A touch sensor is one of the most common capacitive based sensors in an IoT system. A smartphone uses a touch screen consisting of numerous touch sensors. Essentially, it is a pressure sensor that detects the pressure/force from physical touch.
When the screen is stimulated by physical touch, the pressure exerted changes the area or/and distance, which triggers a change in the value of the capacitance underneath the screen.
This change in capacitance acts like an electrical switch that drives an electrical signal to the next stage. Fig 3 illustrates the working of a touch sensor.
Similar to the resistive based sensing systems that use Ohm’s Law, capacitive based systems have their own unique relation that maps a change in the electrical capacitance to voltage and current. Unfortunately, the mathematical equation is beyond the scope of this article.
Capacitive vs. Resistive Sensing
In resistive-sensing, some physical quantities like light and temperature, require a special type of material. This is a boon and a bane! On one side, the resistance variation is unique to the quantity being measured. But on the other side, this uniqueness requires an entirely different measuring/sensing procedure.

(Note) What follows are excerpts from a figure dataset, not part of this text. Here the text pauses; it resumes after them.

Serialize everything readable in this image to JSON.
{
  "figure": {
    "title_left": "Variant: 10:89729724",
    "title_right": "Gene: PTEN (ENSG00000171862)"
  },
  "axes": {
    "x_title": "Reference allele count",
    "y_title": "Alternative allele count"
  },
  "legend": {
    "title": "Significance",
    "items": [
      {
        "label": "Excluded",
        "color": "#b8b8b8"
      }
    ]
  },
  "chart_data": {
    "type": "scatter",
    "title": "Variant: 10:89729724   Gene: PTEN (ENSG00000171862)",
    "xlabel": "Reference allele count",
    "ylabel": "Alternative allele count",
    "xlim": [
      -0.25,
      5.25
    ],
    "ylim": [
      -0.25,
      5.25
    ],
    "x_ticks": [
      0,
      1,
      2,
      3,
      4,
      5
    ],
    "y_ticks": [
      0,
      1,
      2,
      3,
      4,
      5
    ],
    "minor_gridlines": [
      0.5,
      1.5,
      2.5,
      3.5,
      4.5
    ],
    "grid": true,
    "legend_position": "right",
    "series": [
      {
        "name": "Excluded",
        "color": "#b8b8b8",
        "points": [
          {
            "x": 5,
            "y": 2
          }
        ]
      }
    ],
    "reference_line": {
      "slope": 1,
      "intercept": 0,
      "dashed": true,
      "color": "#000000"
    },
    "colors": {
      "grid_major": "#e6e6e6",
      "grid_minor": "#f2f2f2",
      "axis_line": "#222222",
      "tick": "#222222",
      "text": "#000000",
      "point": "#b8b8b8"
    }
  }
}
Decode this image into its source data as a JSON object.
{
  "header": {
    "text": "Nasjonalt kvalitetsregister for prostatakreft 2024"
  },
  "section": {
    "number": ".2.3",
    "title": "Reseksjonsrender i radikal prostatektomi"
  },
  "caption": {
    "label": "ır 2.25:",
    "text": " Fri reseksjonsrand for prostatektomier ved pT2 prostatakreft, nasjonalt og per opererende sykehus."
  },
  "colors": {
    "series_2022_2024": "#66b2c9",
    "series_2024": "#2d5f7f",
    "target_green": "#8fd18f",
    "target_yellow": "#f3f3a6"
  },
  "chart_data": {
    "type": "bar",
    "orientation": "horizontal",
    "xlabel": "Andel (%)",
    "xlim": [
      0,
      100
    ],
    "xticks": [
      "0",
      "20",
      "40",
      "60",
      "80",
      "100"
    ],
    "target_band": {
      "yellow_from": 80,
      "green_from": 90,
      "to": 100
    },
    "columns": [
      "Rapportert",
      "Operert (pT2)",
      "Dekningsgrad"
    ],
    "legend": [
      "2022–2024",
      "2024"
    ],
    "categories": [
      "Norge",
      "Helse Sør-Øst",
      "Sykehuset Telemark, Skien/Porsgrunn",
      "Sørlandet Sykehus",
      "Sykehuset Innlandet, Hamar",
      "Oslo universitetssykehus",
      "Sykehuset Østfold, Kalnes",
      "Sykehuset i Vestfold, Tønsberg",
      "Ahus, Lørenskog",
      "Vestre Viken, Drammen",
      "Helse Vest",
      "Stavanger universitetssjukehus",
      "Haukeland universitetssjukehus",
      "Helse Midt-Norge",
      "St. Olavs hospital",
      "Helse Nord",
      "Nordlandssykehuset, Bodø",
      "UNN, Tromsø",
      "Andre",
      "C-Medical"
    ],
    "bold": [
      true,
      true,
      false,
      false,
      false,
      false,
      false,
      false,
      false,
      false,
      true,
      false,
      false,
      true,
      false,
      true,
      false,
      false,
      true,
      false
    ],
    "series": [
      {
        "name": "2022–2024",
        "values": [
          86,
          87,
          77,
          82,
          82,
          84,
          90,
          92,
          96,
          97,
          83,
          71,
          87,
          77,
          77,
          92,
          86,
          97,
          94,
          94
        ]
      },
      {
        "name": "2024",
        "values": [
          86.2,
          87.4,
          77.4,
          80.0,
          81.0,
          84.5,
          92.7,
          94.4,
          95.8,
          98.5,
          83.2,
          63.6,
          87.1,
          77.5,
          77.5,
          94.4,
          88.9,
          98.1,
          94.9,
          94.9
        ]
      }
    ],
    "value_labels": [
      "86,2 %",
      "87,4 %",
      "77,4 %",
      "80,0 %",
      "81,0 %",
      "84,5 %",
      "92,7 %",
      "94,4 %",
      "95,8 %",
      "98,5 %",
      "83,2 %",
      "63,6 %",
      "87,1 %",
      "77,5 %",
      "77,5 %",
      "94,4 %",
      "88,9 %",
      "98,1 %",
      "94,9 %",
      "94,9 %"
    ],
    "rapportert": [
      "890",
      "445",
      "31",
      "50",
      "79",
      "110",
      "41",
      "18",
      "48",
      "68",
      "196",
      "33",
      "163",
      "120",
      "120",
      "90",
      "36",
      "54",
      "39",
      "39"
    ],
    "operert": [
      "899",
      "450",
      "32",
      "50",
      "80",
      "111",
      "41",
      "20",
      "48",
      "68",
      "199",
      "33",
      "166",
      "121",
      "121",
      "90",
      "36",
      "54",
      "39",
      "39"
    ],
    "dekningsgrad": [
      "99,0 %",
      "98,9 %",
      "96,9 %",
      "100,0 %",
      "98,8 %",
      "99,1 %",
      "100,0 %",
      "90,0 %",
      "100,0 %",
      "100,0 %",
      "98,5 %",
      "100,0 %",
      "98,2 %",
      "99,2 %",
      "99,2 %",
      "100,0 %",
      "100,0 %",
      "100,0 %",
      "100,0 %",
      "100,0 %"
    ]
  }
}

Instead, most capacitive based sensing systems maintain a uniform sensing procedure as the change is primarily due to variations in physical geometry. Moreover, they are relatively new compared to its resistive counterpart and are currently limited to sensing mechanical systems using MEMS technology.
I hope I was able to explain the working of some of the commonly used sensors in IoT systems. Moreover, sensor design fabrication is only one part of an IoT. The system has to effectively process the received data and provide application-centric results by catering to the user requirements.
As it stands now, IoT sensors have penetrated the manufacturing industry and automated most manual operations leading to an entirely new branch called The Industrial IoT (IIOT).
Unlike personal computers and smartphones, the IoT technology is yet to enforce a dramatic transformation in our lives. Until then, the entire IoT ecosystem needs to continue evolving.